Though our findings revealed a female preponderance among the patients we dealt with ASDs, that remains similar to other study reports, 21 but the exact reason could not be identified, but this preponderance must have certain genetic basis, as we assume.
Furthermore, our findings revealed a significant difference between the mean diameter of ASDs measured by 2D echocardiography and balloon sizing, which showed a close relationship between ASD sizes assessed and quantified by 3DTTE and balloon sizing, finally. Contrary to some previously published reports, revealing echocardiographic measurements being smaller than BOD,23,24 our findings on 3DTTE measurement were slightly larger than that of BOD. The 2D and 3D echocardiography derived diameter of ASDs correlated with the invasively determined BOD (2DTTE; r = 0.662, p < 0.001 and 3DTTE; r = 0.816, p < 0.001); however, degree of correlation was better with 3D than 2D echocardiography. This finding of ours remain similar to that of other’s study where 3DTTE derived maximum diameter of ASDs best correlated with invasively determined BOD. 25
Again, we observed, 2D, 3D echocardiography derived ASDs diameter and BOD yielding a strong correlation with the device sizes (2DTTE; r = 0.796, p = <0.001, 3DTTE; r = 0.960, p = <0.001 and BOD; r = 0.840, p = <0.001) though strength of correlation was better in 3D echocardiography derived diameter with device size than 2D echocardiography and BOD with device size. These detailed findings also remain similar to that of study reports from other countries, too.5,26
We found an excellent correlation (r = 0.960) between 3D echocardiography derived diameter of ASDs and device size, which was even better than the correlation (r = 0.840) between BOD and device size. These facts represent that real-time 3D echocardiography showed not only the immediate anatomical characteristics, but also the accurate measurement of ASD size to select the device size. Previous reports have confirmed that 3D echocardiography is a useful method to evaluate ASD size.19,23,24 Our study adds a new information on quantitative use for real-time 3D echocardiography that, it proposes a standardized plane for accurate measurement of ASDs and also it defines a method for the selection of a device, thus eliminating the cumbersome balloon sizing maneuver.

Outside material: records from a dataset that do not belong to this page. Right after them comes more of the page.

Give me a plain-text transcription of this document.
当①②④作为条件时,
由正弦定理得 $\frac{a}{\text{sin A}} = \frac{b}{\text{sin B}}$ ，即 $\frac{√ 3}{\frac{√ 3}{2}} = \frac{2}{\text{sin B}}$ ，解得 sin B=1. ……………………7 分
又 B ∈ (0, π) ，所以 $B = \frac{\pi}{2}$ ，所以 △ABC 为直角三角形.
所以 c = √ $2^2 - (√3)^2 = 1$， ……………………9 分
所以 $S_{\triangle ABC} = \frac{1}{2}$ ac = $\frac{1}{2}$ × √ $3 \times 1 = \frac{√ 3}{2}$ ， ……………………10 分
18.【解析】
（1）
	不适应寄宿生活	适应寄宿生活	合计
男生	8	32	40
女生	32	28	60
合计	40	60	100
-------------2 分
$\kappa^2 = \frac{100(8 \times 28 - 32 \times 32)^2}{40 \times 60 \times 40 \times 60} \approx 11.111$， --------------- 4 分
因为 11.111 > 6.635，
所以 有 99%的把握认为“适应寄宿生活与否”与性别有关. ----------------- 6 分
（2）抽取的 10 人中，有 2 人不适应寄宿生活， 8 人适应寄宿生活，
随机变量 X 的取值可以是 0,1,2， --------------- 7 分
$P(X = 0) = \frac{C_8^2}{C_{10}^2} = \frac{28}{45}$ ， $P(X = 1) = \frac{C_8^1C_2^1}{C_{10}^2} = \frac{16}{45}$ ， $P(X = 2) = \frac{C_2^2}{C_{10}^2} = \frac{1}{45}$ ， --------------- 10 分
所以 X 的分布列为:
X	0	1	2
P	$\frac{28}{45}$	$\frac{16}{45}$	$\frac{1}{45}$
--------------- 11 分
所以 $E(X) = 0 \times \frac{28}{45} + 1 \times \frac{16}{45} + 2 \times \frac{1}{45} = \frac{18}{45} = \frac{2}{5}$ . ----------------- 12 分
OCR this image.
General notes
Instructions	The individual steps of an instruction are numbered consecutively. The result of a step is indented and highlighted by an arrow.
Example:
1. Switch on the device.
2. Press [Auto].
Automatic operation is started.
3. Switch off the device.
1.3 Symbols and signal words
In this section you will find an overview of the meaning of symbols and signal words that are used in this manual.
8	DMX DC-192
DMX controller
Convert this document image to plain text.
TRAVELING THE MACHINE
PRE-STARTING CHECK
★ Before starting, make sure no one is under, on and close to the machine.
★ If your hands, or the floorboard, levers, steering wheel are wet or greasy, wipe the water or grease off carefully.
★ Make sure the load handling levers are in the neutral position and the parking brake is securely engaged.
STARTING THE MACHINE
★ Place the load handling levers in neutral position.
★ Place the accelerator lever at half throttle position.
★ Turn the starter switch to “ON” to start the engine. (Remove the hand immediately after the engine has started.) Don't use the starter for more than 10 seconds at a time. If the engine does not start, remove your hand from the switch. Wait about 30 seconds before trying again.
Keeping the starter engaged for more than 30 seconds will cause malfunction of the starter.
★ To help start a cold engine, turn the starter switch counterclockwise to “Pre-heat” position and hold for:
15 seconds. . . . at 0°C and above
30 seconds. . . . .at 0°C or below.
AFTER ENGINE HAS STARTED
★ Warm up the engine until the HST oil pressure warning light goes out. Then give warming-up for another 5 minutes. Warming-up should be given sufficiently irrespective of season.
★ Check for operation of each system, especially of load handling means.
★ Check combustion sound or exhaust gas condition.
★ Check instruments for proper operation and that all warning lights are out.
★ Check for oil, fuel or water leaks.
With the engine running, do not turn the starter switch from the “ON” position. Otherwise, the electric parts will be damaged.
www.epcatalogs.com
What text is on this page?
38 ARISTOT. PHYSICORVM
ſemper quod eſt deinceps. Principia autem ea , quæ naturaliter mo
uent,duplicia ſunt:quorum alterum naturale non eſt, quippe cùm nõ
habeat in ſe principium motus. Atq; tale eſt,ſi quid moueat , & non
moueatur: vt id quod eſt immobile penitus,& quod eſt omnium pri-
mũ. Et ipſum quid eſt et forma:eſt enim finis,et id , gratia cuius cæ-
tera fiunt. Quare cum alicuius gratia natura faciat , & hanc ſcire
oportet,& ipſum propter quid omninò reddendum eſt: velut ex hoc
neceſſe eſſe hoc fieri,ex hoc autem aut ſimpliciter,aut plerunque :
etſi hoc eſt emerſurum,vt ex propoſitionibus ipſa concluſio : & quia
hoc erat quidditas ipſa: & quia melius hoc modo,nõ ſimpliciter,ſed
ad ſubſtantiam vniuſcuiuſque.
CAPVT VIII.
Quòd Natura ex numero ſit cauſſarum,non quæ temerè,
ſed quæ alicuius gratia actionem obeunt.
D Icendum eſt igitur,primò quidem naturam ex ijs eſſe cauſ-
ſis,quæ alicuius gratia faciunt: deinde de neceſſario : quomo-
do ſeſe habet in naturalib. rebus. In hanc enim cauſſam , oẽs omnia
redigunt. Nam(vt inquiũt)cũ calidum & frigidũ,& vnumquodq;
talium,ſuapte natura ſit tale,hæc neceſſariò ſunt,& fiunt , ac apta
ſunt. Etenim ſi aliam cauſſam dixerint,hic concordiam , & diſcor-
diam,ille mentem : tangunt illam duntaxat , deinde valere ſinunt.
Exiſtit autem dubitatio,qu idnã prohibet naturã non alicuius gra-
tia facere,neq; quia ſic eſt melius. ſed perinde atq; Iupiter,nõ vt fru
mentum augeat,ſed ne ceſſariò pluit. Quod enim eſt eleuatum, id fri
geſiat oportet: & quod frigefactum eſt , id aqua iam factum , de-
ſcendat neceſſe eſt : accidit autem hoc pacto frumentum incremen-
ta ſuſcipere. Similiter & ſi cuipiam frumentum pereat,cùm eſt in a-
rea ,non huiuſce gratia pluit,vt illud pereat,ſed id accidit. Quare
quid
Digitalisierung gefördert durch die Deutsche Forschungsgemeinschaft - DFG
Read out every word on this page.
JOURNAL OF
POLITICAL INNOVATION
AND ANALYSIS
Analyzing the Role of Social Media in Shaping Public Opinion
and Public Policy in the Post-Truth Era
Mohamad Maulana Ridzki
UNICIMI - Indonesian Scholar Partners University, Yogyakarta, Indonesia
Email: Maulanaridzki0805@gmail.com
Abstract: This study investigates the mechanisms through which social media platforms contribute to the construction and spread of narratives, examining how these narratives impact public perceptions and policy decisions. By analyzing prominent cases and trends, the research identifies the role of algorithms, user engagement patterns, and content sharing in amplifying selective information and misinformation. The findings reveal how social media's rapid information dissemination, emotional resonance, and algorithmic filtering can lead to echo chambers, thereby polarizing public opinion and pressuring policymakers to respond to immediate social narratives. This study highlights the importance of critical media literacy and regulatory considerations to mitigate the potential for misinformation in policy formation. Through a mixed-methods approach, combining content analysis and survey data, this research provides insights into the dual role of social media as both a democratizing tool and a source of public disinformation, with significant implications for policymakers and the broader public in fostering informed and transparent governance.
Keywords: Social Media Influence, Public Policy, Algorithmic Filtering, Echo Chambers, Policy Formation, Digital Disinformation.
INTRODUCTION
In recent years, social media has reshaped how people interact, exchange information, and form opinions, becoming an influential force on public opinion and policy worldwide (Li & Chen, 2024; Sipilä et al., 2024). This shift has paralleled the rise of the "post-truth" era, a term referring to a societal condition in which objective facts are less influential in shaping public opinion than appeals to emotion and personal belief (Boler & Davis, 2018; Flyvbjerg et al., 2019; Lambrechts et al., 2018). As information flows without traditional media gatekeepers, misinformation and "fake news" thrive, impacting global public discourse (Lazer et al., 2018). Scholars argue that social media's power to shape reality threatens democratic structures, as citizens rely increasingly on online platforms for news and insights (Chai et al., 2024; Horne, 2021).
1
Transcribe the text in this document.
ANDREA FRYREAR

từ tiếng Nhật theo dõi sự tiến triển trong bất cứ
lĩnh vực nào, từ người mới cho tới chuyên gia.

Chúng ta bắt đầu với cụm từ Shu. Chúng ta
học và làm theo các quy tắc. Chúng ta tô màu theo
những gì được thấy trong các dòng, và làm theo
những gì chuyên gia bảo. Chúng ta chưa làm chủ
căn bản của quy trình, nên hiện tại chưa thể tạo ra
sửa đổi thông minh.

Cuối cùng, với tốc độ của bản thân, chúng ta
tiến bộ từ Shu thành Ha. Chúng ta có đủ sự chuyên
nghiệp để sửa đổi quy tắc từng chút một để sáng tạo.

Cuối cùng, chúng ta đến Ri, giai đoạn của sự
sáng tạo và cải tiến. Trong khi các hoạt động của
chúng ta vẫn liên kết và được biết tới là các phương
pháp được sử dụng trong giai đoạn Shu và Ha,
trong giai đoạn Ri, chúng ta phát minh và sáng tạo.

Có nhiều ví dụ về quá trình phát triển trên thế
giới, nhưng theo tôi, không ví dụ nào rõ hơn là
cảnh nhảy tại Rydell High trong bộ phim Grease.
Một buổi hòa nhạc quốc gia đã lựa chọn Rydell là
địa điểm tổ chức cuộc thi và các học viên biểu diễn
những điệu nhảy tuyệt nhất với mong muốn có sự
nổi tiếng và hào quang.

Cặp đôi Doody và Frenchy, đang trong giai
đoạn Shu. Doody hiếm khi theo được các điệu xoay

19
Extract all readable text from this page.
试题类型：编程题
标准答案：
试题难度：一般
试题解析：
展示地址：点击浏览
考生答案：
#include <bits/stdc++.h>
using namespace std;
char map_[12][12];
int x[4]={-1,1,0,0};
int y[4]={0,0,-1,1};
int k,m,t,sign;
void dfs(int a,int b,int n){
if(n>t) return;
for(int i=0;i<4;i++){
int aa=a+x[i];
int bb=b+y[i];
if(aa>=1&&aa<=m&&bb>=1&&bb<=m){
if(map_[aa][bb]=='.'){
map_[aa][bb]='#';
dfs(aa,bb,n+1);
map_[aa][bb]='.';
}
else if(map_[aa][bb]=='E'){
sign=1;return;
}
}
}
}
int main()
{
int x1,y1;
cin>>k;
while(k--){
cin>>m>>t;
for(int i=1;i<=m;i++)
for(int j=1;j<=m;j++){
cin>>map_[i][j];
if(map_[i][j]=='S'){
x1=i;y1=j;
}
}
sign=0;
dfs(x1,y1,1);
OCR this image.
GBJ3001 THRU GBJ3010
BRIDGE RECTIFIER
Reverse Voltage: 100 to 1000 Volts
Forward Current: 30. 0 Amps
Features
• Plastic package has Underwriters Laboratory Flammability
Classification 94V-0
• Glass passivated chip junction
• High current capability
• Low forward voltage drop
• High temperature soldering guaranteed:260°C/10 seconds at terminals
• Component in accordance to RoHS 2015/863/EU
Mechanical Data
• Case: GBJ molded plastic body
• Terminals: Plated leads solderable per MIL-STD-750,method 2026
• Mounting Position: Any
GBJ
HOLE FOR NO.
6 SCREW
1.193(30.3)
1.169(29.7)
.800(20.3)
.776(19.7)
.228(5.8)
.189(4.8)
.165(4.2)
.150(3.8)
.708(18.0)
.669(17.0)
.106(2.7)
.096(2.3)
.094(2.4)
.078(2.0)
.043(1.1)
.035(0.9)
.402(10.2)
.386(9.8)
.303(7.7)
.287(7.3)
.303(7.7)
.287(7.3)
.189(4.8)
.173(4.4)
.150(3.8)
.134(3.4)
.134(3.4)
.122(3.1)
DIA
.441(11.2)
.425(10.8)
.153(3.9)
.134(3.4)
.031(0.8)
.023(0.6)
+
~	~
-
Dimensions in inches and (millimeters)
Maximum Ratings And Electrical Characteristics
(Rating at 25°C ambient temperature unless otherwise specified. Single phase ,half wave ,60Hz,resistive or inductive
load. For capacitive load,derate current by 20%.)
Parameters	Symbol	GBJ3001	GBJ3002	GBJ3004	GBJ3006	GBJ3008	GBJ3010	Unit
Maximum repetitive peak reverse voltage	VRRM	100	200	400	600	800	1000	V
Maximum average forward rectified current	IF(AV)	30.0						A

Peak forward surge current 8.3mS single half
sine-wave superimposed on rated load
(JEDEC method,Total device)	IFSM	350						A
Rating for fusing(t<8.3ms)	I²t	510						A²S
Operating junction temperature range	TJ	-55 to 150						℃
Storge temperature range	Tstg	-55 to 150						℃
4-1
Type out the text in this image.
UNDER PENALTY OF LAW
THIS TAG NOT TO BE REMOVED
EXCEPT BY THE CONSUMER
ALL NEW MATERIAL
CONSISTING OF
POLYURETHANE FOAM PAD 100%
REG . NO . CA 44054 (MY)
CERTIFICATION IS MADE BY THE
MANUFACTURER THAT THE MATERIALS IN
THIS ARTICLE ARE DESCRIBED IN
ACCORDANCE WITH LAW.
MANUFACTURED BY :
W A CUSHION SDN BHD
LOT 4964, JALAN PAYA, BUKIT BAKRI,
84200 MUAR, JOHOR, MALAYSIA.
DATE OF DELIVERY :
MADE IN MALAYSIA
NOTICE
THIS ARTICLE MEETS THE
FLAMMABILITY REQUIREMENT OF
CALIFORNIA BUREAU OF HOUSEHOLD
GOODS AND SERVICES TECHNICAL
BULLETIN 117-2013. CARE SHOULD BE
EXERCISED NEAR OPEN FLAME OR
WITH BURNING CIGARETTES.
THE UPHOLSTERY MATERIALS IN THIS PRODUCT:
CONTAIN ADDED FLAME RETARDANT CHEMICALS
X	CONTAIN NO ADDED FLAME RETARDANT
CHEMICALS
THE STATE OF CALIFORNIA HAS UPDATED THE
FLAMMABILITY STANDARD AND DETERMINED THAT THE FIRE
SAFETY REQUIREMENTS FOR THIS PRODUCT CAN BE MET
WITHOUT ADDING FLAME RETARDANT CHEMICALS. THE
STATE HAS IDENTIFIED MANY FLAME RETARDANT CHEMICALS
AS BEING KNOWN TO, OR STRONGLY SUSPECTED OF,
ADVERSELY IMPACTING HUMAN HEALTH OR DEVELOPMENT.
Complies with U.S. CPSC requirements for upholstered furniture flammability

Our research work has several limitations. Patients with multiple ASD were excluded. There are some limitations of 3D echocardiography such as proper gain acquisition to avoid under or overestimation of measurements of the defects and especially in children limitation related to high heart rate, breathing, and movement artifact. Sometimes, atomical detailing of the interatrial septum is insufficient by 3DTTE and transesophageal echocardiography (TEE) resolution is superior considering its posterior location, but it requires deep sedation or general anesthesia in children. Another limitation is unavailable acoustic window; therefore, some patients may need TEE/Balloon sizing for device size selection though we did not find much difficulties to acquire images of interatrial septum. Small sample size in our study may also be a limitation which can be waived through further similar studies.
Conclusion
3D echocardiography is a useful tool in the assessment of ASD with regard to suitability for device closure, and it can measure the diameter of ASD accurately to select device size and hence can replace the balloon sizing.